Numerous email compromise tactics have for some time been in use by scammers to trick business executives into making fraudulent wire transfers. Recently, a Symantec security specialist has observed that some scammers have begun taking a new approach in order to increase BEC scams’ rate of success.
The biggest problem that the scammers face is trust. Although over-worked executives may become complacent and fail to sufficiently verify the authenticity of every bank transfer request, a number of well publicized attacks on large companies have increased business awareness of the scams. Executives working in accounts departments and other employees responsible for bank transfers have become more circumspect. In turn, cybercriminals have reacted by up dating their own business email compromise scam methods.
A number of scammers have developed more elaborate scams, however Binny Kuriakose of Symantec has noted that, in fact, a much more relaxed approach is being taken by some scammers in order to elicit a better response.
These “whaling” attacks are unlike the mass-emailed scams which were more common-place in previous years. In order for the BEC scams to work the attackers need to invest a large amount of time in studying a company (e.g. its structure), and in identifying potential targets, rather than the previous method of sending out several million emails in the hope that some individuals might reply. Emails which match those sent by the management of the company or corporation are then drafted and sent to targetted individuals asking for bank transfers to be made.
While ‘whaling’ attacks have usually involved only one or two emails in the past, scammers are now investing more time and effort in building up a rapport, and therefore trust, with the target. More casual language is being employed and multiple short emails are being sent in order to engage the target employee in a more relaxed conversation.
Kuriakose advises that the scam often begins with emails that are only one line long and appear fairly innocuous, e.g. asking if the recipient is in the office or at his or her desk today, if so “please respond.” As soon as the target has been engaged and replies, the scammer will then ask what details are required to make a bank transfer. Further information may then be asked about how the process functions, and finally the scammer will agree to send an invoice to the target when the transfer has been affected.

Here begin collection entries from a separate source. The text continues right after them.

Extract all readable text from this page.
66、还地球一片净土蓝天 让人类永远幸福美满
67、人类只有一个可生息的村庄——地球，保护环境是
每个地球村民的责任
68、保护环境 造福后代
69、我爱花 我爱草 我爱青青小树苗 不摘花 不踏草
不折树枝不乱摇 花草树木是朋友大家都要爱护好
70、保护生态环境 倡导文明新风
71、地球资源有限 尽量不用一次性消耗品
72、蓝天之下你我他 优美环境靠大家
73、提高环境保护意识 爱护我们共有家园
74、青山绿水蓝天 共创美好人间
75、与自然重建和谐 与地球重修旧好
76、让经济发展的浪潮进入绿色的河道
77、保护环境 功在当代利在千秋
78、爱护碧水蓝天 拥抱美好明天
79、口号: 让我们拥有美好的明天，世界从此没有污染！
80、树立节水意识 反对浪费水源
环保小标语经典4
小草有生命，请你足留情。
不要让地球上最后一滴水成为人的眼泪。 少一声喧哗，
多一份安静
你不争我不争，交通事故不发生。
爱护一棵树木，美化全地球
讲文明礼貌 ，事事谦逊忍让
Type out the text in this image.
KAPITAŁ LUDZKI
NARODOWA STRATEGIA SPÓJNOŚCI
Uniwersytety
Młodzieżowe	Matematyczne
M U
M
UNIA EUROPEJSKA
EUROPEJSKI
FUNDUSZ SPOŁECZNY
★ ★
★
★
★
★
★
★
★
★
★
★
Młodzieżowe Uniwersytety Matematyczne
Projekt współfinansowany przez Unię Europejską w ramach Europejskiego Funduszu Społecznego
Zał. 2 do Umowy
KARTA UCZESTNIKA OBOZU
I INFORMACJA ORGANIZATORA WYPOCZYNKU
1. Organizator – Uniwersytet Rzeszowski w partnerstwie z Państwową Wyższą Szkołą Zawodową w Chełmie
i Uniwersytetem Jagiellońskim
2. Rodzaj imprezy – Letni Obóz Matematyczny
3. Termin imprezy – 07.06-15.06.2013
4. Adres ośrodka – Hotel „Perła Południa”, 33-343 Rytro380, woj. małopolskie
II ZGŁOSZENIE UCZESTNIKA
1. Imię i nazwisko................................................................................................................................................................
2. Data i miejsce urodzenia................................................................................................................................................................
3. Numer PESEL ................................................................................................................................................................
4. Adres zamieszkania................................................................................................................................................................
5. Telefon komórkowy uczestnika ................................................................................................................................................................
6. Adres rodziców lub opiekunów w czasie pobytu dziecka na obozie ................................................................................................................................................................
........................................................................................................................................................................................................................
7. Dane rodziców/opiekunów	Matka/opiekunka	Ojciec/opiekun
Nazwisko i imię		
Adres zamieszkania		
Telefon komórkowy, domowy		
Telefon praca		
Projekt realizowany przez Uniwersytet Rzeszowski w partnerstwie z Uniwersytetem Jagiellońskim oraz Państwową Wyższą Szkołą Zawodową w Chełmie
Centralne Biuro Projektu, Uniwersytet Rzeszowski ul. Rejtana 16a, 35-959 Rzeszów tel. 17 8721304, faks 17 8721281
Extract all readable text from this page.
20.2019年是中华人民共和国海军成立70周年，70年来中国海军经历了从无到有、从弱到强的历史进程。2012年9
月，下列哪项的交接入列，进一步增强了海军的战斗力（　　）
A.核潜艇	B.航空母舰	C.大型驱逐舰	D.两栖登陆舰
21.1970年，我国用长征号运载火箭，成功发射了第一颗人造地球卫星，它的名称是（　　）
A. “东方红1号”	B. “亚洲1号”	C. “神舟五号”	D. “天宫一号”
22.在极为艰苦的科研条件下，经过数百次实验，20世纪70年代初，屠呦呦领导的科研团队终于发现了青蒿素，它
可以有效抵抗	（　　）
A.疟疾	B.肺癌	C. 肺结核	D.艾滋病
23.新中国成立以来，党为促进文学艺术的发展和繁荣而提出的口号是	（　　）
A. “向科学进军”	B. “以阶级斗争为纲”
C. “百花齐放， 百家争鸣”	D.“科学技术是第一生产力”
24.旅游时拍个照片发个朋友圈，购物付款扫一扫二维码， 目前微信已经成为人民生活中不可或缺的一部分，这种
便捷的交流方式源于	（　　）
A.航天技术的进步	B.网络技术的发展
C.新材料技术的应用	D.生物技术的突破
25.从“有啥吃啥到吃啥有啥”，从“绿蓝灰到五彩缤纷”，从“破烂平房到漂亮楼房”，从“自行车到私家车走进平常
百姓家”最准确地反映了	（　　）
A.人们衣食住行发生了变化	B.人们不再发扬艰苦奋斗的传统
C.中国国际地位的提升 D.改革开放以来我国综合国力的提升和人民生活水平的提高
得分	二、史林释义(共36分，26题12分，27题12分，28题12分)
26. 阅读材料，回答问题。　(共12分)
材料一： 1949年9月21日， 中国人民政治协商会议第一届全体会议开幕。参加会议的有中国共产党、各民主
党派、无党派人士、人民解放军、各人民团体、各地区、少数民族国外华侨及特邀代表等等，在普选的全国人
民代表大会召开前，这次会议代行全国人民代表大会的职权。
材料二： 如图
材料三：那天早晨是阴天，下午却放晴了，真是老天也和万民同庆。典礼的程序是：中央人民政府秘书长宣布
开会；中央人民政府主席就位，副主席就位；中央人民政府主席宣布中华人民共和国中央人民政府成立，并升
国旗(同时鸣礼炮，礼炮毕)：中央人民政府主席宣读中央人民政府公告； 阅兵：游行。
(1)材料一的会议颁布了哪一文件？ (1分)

Despite the email conversations appearing casual, this scamming method is not. The intention is to make the target more complacent by lulling them into thinking that they are corresponding with a bored or stressed executive who has been told to make sure that invoices are paid immediately. The casual language and time invested in communicating with the target make the emails convincing to the victims and successful for the scammers.
The tactics are extremely effective and have been shown to be much more likely to result in fraudulent wire transfers being made than the former practice of sending a solitary email transfer request.
Although executives have now been alerted to the threat posed by the BEC attacks, the approach may still prove more effective as it does not, initially, concern a sizeable transfer request.
To limit the threat, all employees responsible for transfers should be trained about the risk and advised to treat every transfer request which does not adhere to company procedures as suspicious. Requests should always be replied to via the email address in corporate directories rather than replying directly to emails. Executives should also take care when communicating any private or sensitive information.